Меня охватывал жар, тепло простуды блаженно разливалось по всему телу.

– Да, как Тартарен! – Иосиф, обрадованный, что я не молчу, еще крепче прижимал меня к себе, – а собаку мы найдем другую. Ты даже и не сомневайся.

А я и не сомневался.

По щекам Иосифа текли крупные капли.

Могло показаться, что это капли дождя.

Но я-то видел, что текут слезы.

Отец

Лупейкин на своем дебаркадере напился в зюзю, что с ним случалось редко. Мучительно икая, он сообщил мне, что на самом-то деле мой отец, капитан морского тягача, в просторечье именуемого «жуком», был такой же горький пьяница, как и киномеханик Иосиф, и как все они остальные – Лупейкины. И что умер он в море только от того, что на судне с яростным названием «Шторм» капитану не нашлось чем опохмелиться. Даже кружки браги не нашлось. А по-медицински это, конечно, называется красиво «сердечная недостаточность». И все кортики, взятые вместе с морскими фуражками, компасами и штурвалами, украденными с колхозного катера «Квадратура», есть не что иное, как плод начитавшегося гриновской фигни пацана. То есть меня. Вместо «фигни» он сказал другое слово. Сегодня совершено не цензурное, но не потерявшее своей сути.

– Его же списали к тому времени со всех судов, – злобно откровенничал Лупейкин, – за пьянство.
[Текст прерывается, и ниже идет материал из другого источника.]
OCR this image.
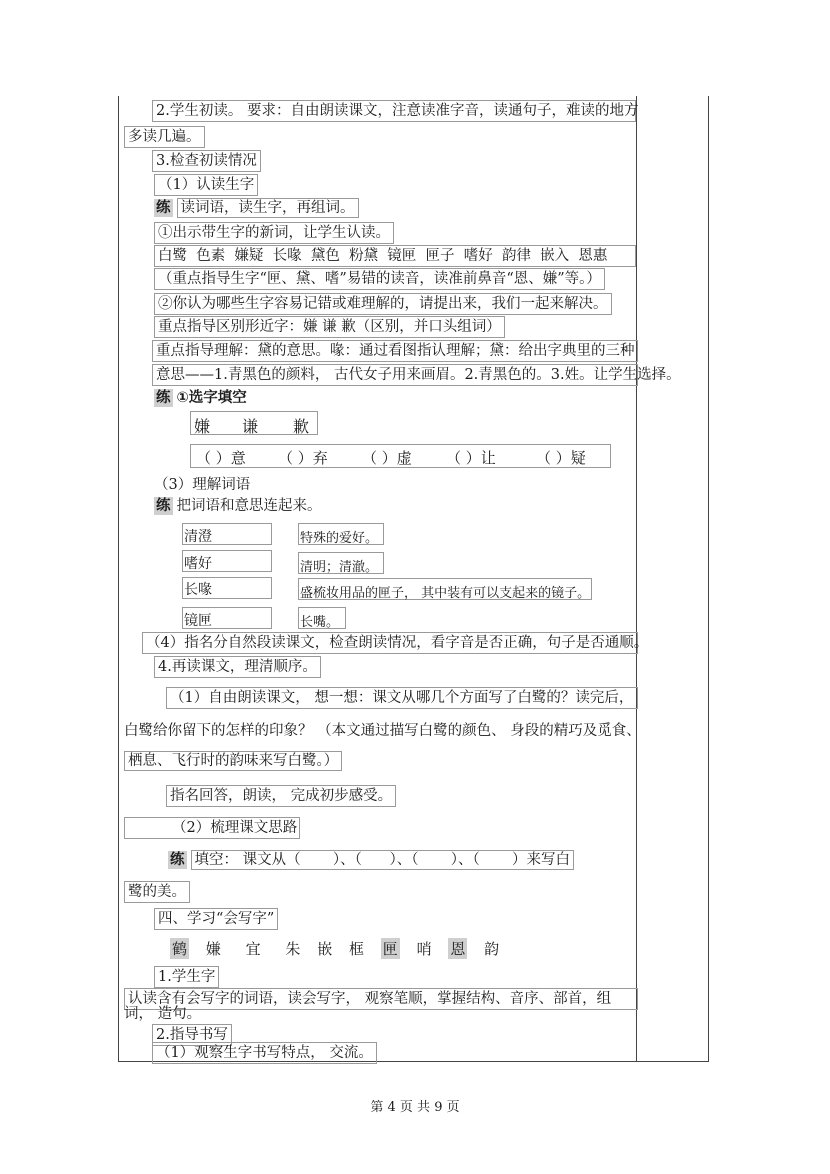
2.学生初读。 要求：自由朗读课文，注意读准字音，读通句子，难读的地方
多读几遍。
3.检查初读情况
（1）认读生字
练 读词语，读生字，再组词。
①出示带生字的新词，让学生认读。
白鹭  色素  嫌疑  长喙  黛色  粉黛  镜匣  匣子  嗜好  韵律  嵌入  恩惠
（重点指导生字“匣、黛、嗜”易错的读音，读准前鼻音“恩、嫌”等。）
②你认为哪些生字容易记错或难理解的，请提出来，我们一起来解决。
重点指导区别形近字：嫌 谦 歉（区别，并口头组词）
重点指导理解：黛的意思。喙：通过看图指认理解；黛：给出字典里的三种
意思——1.青黑色的颜料， 古代女子用来画眉。2.青黑色的。3.姓。让学生选择。
练 ①选字填空
嫌 谦 歉
（ ）意 （ ）弃 （ ）虚 （ ）让	（ ）疑
（3）理解词语
练 把词语和意思连起来。
清澄	特殊的爱好。
嗜好	清明；清澈。
长喙	盛梳妆用品的匣子， 其中装有可以支起来的镜子。
镜匣	长嘴。
（4）指名分自然段读课文，检查朗读情况，看字音是否正确，句子是否通顺。
4.再读课文，理清顺序。
（1）自由朗读课文， 想一想：课文从哪几个方面写了白鹭的？读完后，
白鹭给你留下的怎样的印象？ （本文通过描写白鹭的颜色、 身段的精巧及觅食、
栖息、飞行时的韵味来写白鹭。）
指名回答，朗读， 完成初步感受。
（2）梳理课文思路
练 填空： 课文从（       ）、（      ）、（       ）、（       ）来写白
鹭的美。
四、学习“会写字”
鹤 嫌 宜 朱 嵌 框 匣 哨 恩 韵
1.学生字
认读含有会写字的词语，读会写字， 观察笔顺，掌握结构、音序、部首，组
词， 造句。
2.指导书写
（1）观察生字书写特点， 交流。
第 4 页 共 9 页
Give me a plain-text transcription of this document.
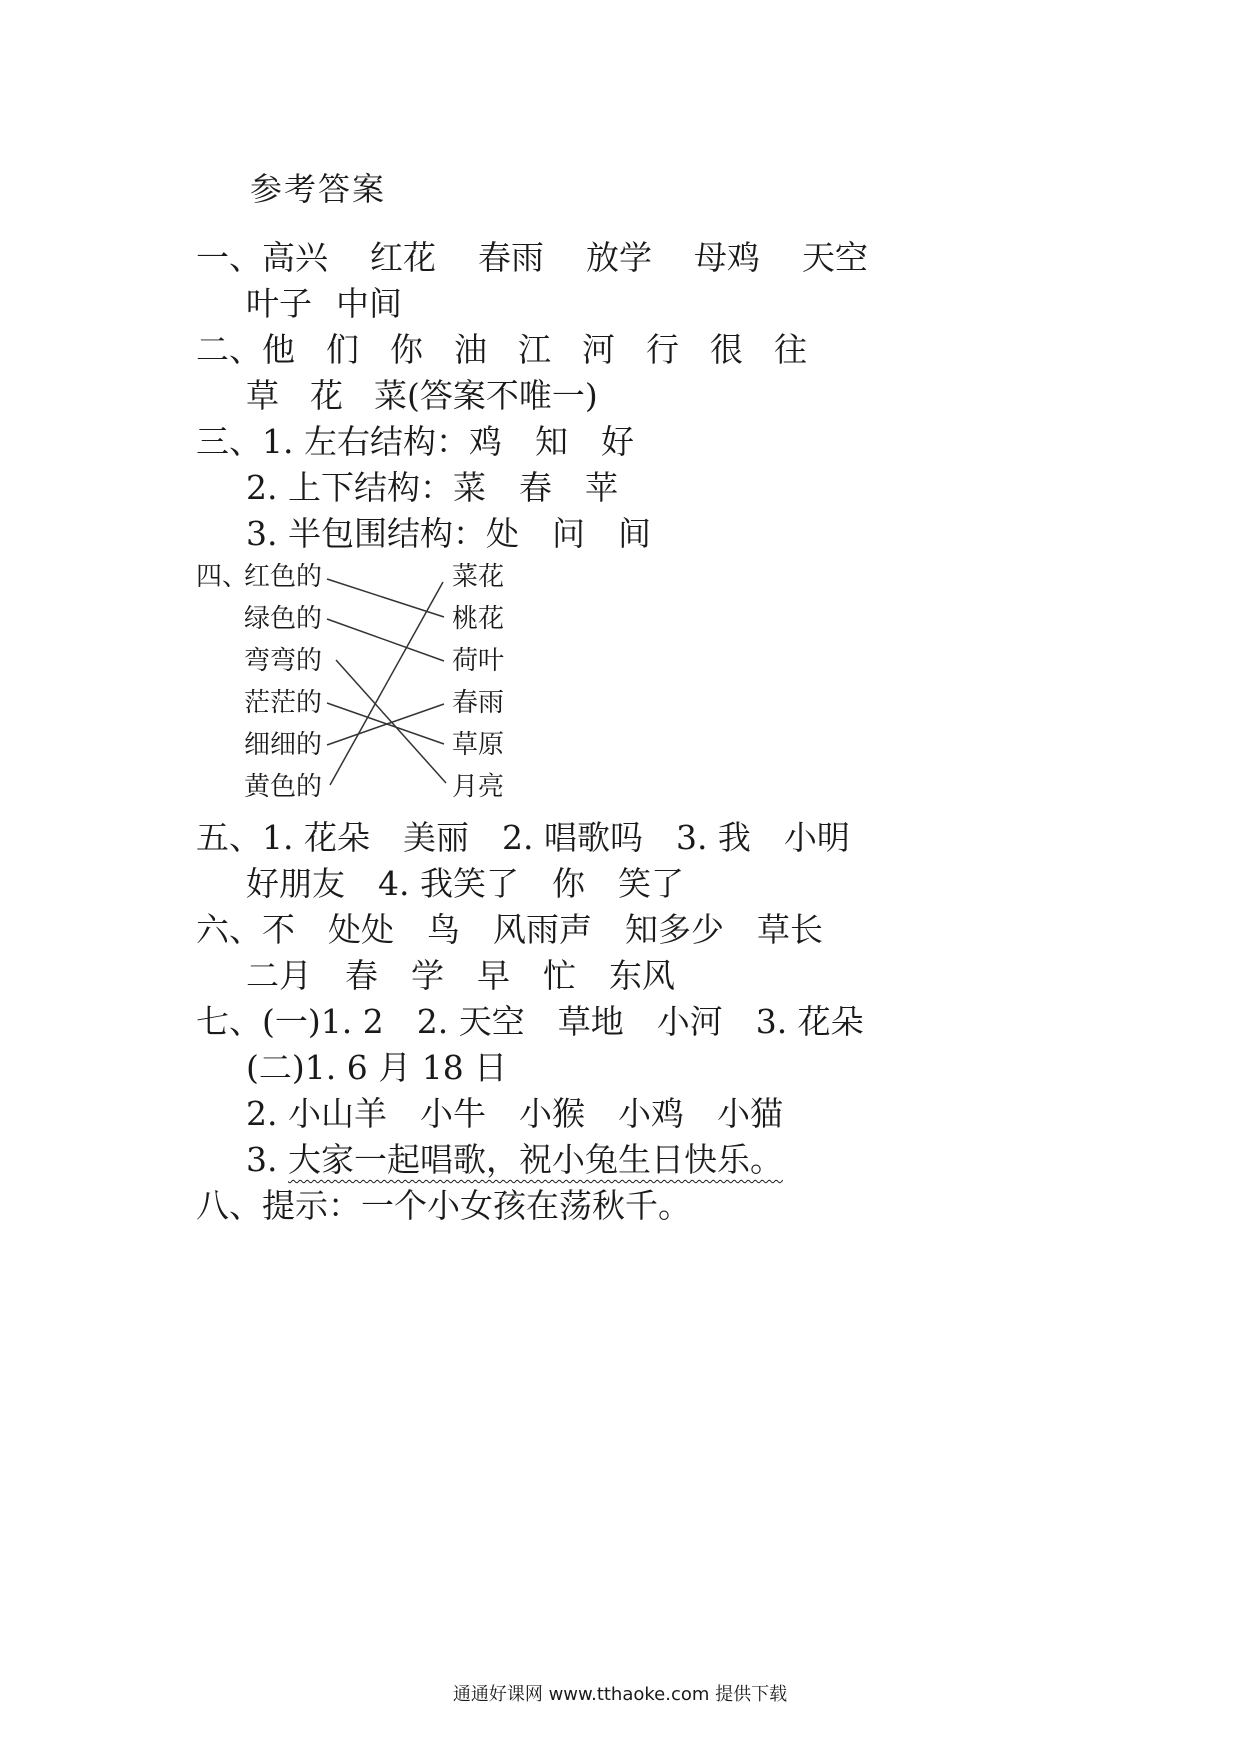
参考答案
一、高兴 红花 春雨 放学 母鸡 天空
叶子 中间
二、他 们 你 油 江 河 行 很 往
草 花 菜(答案不唯一)
三、1. 左右结构：鸡　知　好
2. 上下结构：菜　春　苹
3. 半包围结构：处　问　间
四、
红色的
绿色的
弯弯的
茫茫的
细细的
黄色的
菜花
桃花
荷叶
春雨
草原
月亮
五、1. 花朵　美丽　2. 唱歌吗　3. 我　小明
好朋友　4. 我笑了　你　笑了
六、不　处处　鸟　风雨声　知多少　草长
二月　春　学　早　忙　东风
七、(一)1. 2　2. 天空　草地　小河　3. 花朵
(二)1. 6 月 18 日
2. 小山羊　小牛　小猴　小鸡　小猫
3. 大家一起唱歌，祝小兔生日快乐。
八、提示：一个小女孩在荡秋千。
通通好课网 www.tthaoke.com 提供下载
Ему оставалось одно: таскать бревна по морю… Ну ты знаешь: водили плоты из Де-Кастринского леспромхоза в Маго. Для японцев. Сбитый летчик – вот кто был твой папашка!

Я задохнулся. И чуть не заплакал от обиды. При чем здесь сбитый летчик? Мой отец был капитаном!

Я сидел с укутанным горлом на корме дебаркадера и удил чебаков. После ночного купания с Цапкой в холодном Амуре я заболел ангиной. И она никак не проходила. А между тем уже вовсю наступило лето. И мама отпускала меня из дома только на дебаркадер. Под присмотр, как ей казалось, благонадежного Лупейкина.